Option 2 is immoral, illegal and downright disgusting if you ask me (unless you’re attending Brentwood Academy – see below).

And, Option 1 is essentially the Gingrich recommendation that has generated so much criticism.  Which of the other three are his critics silently supporting?  If they can’t be in favor of #1, what do they prefer instead?  I can’t combine the variables in any other rational two-some, can you?  Makes me wonder what their objection is – Mr. Gingrich’s presence on the stage or his idea?

And, if you’ll bear with me so I may be complete, I’ll address the “Yeah, but Newt said the kids should be janitors.  How insulting!”

First, why is it insulting to learn a little bit of work ethic in the role of janitor.  As a practical matter, what else would the critics propose – the NO work, NO PAY option, or do those critics want the kids to sit in for the principal, or maybe head football coach?

Second, a biographical point.  From 1975-1981, grades 7-12, I attended a prep school in Nashville, Tennessee – link here > (Brentwood Academy).  Tuition at BA for the 2011-2012 academic year is $18,100.  It ain’t cheap (Thank you, Dad!).  For the last 20 minutes of EVERY school day all 350 of us reported to various rooms or wings for clean-up period.  There were no janitors.  NONE.  Punishment for infractions of school rules that were not punishable by expulsion was attendance at “Saturday School” during which major projects – scrubbing all the garbage cans or cleaning the football stadium after Friday night’s game – were completed.  That bunch of (mostly) rich kids were taught that only they could keep their school clean.

YES, our parents PAID our school a lot of money to enforce the “do NOT pay the [kids] for WORK” option.  Damn, at least Newt Gingrich isn’t that evil!  And, the place was spotless, by the way.

Let’s teach poor kids the same thing those rich kids at Brentwood Academy were (are?) taught.

At BA, we were taught that nothing is free, work is part of, indeed the essence of, living and WE are free to make our lives better or worse.

And, we learned, most importantly, no one else can make your life better or worse unless you let him own you.
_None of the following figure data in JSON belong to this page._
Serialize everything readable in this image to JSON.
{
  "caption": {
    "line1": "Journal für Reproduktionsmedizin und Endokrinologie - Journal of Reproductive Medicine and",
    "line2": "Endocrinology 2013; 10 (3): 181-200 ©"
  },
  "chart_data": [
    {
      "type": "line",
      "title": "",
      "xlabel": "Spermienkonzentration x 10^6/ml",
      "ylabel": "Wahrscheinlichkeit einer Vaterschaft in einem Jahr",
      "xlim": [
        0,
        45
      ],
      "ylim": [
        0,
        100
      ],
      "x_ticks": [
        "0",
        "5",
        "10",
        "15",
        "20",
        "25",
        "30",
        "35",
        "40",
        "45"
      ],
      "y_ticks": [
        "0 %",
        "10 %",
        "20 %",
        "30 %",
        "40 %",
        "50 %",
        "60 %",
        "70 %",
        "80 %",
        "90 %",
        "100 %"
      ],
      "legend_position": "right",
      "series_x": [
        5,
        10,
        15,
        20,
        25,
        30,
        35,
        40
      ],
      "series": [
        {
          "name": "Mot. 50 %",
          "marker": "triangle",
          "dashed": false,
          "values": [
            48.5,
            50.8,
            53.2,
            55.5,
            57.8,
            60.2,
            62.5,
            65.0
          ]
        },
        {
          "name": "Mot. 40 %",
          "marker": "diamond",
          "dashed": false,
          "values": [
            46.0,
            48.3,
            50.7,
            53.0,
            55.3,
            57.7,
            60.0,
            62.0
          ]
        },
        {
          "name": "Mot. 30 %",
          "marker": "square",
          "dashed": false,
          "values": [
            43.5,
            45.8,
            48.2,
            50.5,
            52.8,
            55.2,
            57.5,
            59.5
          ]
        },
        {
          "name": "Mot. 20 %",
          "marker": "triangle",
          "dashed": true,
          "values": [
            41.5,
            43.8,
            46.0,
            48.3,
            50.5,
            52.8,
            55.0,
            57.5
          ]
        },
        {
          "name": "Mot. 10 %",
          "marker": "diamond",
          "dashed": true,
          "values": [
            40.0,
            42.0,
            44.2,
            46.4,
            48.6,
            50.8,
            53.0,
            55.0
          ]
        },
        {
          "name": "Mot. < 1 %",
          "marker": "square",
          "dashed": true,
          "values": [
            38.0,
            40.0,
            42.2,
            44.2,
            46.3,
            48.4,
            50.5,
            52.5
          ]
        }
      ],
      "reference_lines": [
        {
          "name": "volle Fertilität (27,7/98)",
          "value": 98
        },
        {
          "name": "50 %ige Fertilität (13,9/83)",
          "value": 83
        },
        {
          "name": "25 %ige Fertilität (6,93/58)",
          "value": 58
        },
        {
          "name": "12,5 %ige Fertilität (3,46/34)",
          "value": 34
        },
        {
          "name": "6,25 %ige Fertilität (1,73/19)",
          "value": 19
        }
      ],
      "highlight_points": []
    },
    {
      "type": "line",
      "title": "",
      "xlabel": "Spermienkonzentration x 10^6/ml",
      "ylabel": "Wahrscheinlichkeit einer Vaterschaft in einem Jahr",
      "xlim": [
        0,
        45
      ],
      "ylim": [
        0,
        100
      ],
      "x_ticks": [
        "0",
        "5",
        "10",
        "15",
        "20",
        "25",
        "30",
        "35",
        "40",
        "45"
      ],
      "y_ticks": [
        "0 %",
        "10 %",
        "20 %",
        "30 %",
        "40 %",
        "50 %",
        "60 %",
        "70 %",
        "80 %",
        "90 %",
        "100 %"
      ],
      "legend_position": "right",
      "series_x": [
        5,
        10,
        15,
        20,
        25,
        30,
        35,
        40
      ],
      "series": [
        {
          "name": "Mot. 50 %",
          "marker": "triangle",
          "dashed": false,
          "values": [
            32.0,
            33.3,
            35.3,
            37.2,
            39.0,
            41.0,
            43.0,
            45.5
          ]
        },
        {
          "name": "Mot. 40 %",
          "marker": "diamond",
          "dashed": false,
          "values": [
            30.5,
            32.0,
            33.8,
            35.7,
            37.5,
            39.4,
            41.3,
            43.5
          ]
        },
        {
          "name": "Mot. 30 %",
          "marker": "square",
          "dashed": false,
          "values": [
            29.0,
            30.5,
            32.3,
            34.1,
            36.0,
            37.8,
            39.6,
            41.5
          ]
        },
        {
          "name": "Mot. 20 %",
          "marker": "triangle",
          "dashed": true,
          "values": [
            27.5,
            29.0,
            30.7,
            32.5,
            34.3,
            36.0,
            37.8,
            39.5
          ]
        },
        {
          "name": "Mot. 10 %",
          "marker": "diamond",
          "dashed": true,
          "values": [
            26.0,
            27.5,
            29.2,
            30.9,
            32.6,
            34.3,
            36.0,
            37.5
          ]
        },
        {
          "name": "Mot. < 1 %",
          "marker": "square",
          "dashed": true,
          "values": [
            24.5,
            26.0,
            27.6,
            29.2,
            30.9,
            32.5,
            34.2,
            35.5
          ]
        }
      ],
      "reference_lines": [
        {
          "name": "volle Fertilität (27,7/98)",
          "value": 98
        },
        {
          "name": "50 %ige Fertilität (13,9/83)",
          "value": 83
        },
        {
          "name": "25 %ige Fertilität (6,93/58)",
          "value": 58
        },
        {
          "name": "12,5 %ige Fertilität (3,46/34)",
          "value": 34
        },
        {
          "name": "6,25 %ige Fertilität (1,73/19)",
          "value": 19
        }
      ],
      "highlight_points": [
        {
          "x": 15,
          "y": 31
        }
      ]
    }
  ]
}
  1. My parents were teachers. They sent me to Brentwood Academy. 30 years later the couple of dozen of employees under my supervision have seen me pick up a broom, empty trash and even seen my do emergency plumbing cleanups. It has beena great example to other employees. No only did I learn about cleaning, I learned about keeping things clean. When your job for a six week period has been to clean toilets and stalls in the bathroom. You make sure that people dont misuse those facilities. Americans need to learn again resposibility that cleaning and work in general creates. Paying people to work that is a novel idea. Most everybody can do something. Let them. No more money for nothing. It is a mistake to do that to our children and to our friends and neighbors.